BP has also said it will continue to work on making the UK an energy transition showcase, anticipating it will invest GBP18 billion ($21 billion) in the country between now and 2030.
Privately, however, critics in the industry argue the government has failed to provide either the fiscal or symbolic support needed to ensure continued investment.
Johnson's wavering over the need for oil and gas during COP26 climate talks in Glasgow in 2021 is seen as emblematic, contributing to an atmosphere in which some of the biggest energy companies on the London Stock Exchange could end up relocating elsewhere, critics say.
Uppermost among the concerns is a failure to ensure gas storage since the closure of the Rough storage site beneath the North Sea in 2017. The site is due to be reopened by utility Centrica as soon as this winter, but its capacity will be ramped up only gradually.
Another concern is the failure to relaunch regular offshore licensing rounds after the process was put on hold in 2020 ahead of the COP26 climate talks. A revamped system is promised, but it is now over three years since the last round was launched.
The picture is not clear-cut. UK oil and gas production has shown some signs of stabilizing after oil output plunged 17% in 2021. And Norway's Equinor has published plans for the 350 million barrel Rosebank oil project in the UK West of Shetland area, with a number of other projects moving toward approval.

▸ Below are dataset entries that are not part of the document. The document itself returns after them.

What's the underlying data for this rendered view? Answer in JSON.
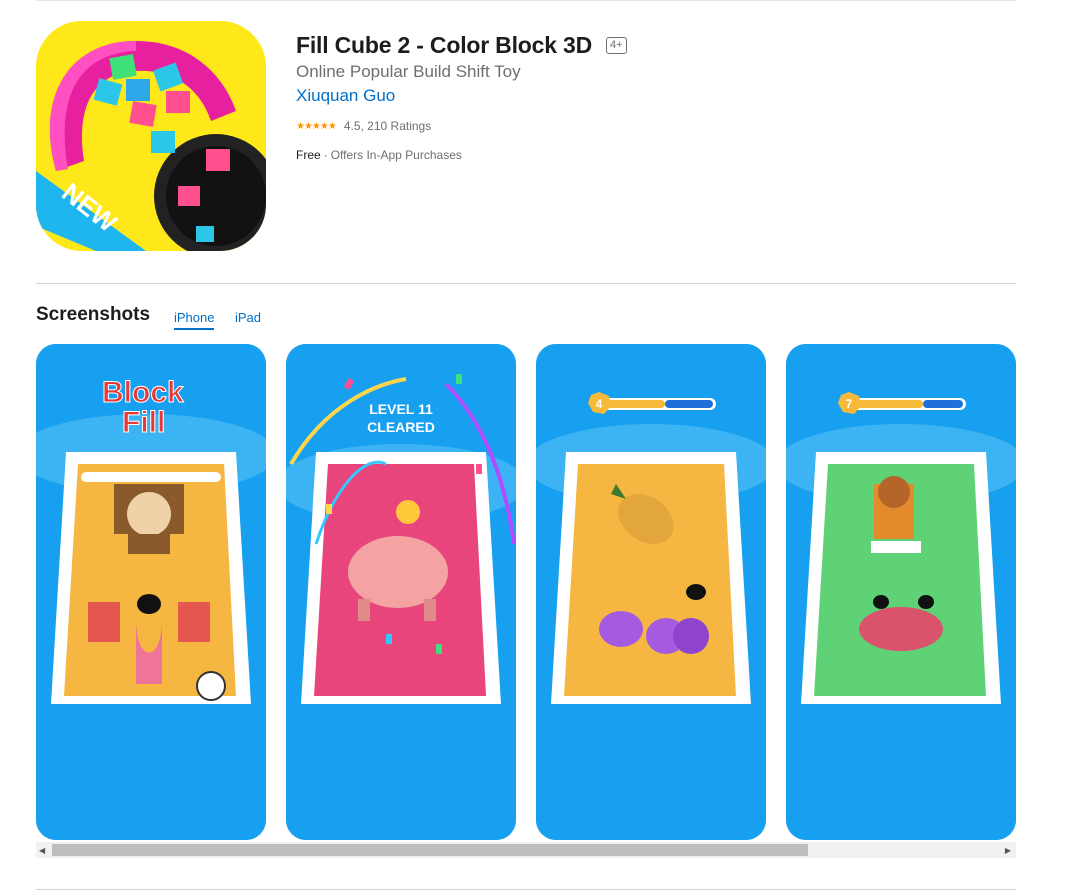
{
  "app": {
    "title": "Fill Cube 2 - Color Block 3D",
    "age_rating": "4+",
    "subtitle": "Online Popular Build Shift Toy",
    "developer": "Xiuquan Guo",
    "rating_stars": "★★★★★",
    "rating_value": 4.5,
    "rating_text": "4.5, 210 Ratings",
    "price": "Free",
    "price_separator": "·",
    "in_app": "Offers In-App Purchases",
    "icon_badge": "NEW"
  },
  "screenshots_section": {
    "heading": "Screenshots",
    "tabs": [
      "iPhone",
      "iPad"
    ],
    "selected_tab": "iPhone"
  },
  "screenshots": [
    {
      "logo_line1": "Block",
      "logo_line2": "Fill",
      "board_color": "#f5b642"
    },
    {
      "banner_line1": "LEVEL 11",
      "banner_line2": "CLEARED",
      "board_color": "#e8457d"
    },
    {
      "level": "4",
      "board_color": "#f5b642",
      "progress": 0.55
    },
    {
      "level": "7",
      "board_color": "#5fd277",
      "progress": 0.6
    }
  ],
  "scrollbar": {
    "left_arrow": "◀",
    "right_arrow": "▶"
  },
  "colors": {
    "accent": "#0070c9",
    "star": "#ff9500",
    "screen_bg": "#18a0f0"
  }
}
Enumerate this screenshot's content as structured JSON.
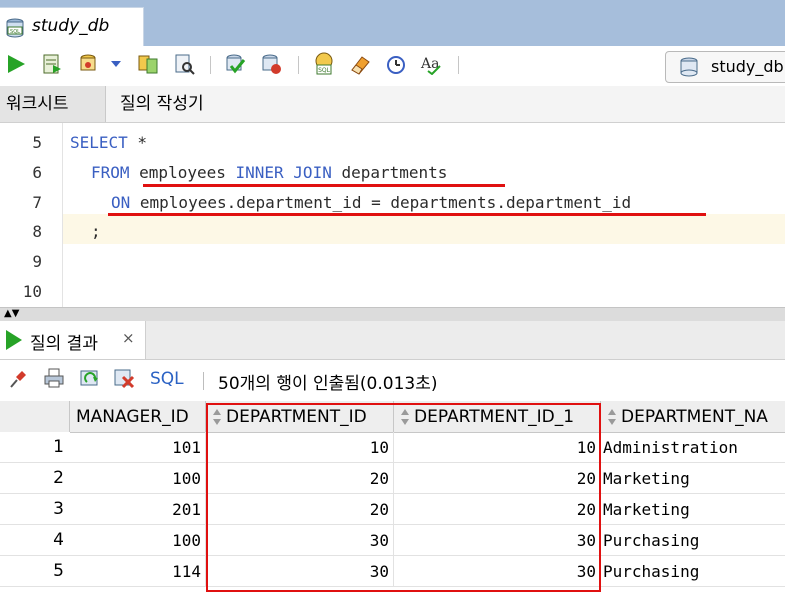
{
  "file_tab": {
    "title": "study_db"
  },
  "toolbar": {
    "icons": [
      "run-statement-icon",
      "run-script-icon",
      "autotrace-icon",
      "dropdown-arrow-icon",
      "explain-plan-icon",
      "sql-tuning-icon",
      "commit-icon",
      "rollback-icon",
      "unshared-sql-icon",
      "clear-icon",
      "history-icon",
      "change-case-icon"
    ],
    "connection_label": "study_db"
  },
  "subtabs": {
    "worksheet": "워크시트",
    "query_builder": "질의 작성기"
  },
  "editor": {
    "line_numbers": [
      "5",
      "6",
      "7",
      "8",
      "9",
      "10"
    ],
    "lines": {
      "l5": {
        "kw1": "SELECT",
        "rest": " *"
      },
      "l6": {
        "kw1": "FROM",
        "t1": " employees ",
        "kw2": "INNER JOIN",
        "t2": " departments"
      },
      "l7": {
        "kw1": "ON",
        "t1": " employees.department_id = departments.department_id"
      },
      "l8": {
        "t1": ";"
      }
    }
  },
  "results": {
    "tab_label": "질의 결과",
    "close_label": "×",
    "sql_link": "SQL",
    "status": "50개의 행이 인출됨(0.013초)",
    "columns": [
      "MANAGER_ID",
      "DEPARTMENT_ID",
      "DEPARTMENT_ID_1",
      "DEPARTMENT_NA"
    ],
    "rows": [
      {
        "num": "1",
        "manager_id": "101",
        "department_id": "10",
        "department_id_1": "10",
        "department_name": "Administration"
      },
      {
        "num": "2",
        "manager_id": "100",
        "department_id": "20",
        "department_id_1": "20",
        "department_name": "Marketing"
      },
      {
        "num": "3",
        "manager_id": "201",
        "department_id": "20",
        "department_id_1": "20",
        "department_name": "Marketing"
      },
      {
        "num": "4",
        "manager_id": "100",
        "department_id": "30",
        "department_id_1": "30",
        "department_name": "Purchasing"
      },
      {
        "num": "5",
        "manager_id": "114",
        "department_id": "30",
        "department_id_1": "30",
        "department_name": "Purchasing"
      }
    ]
  },
  "colors": {
    "tab_strip": "#a6bedb",
    "keyword": "#3a5fc2",
    "annotation_red": "#e01010",
    "run_green": "#27a327"
  }
}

On the demand side, there are some signs the pain for consumers could start to ease in the next couple of years, although this will be cold comfort in the meantime.
Analysts at S&P Global Commodity Insights argued recently that extreme European gas prices are "increasingly unsustainable" and wholesale prices should start to ease due to faster-than-expected demand destruction in both Europe and Asia — a rival for LNG deliveries — and increases in stored gas.
The UK situation should also be eased by new gas projects recently or soon-to-be started up, notably Tolmount and Seagull, as well as increases in wind capacity and greater coal consumption, they argued.
None of which assuages the concern of critics in the industry, increasingly anxious about a potential change of government at the next election.
"The government has put us in this peril by not supporting the North Sea properly in terms of gas," one energy industry banker told S&P Global Commodity Insights, arguing Brexit had "completely distracted" the "political class."
"Anyone making a long-term investment decision doesn't like instability," he underlined.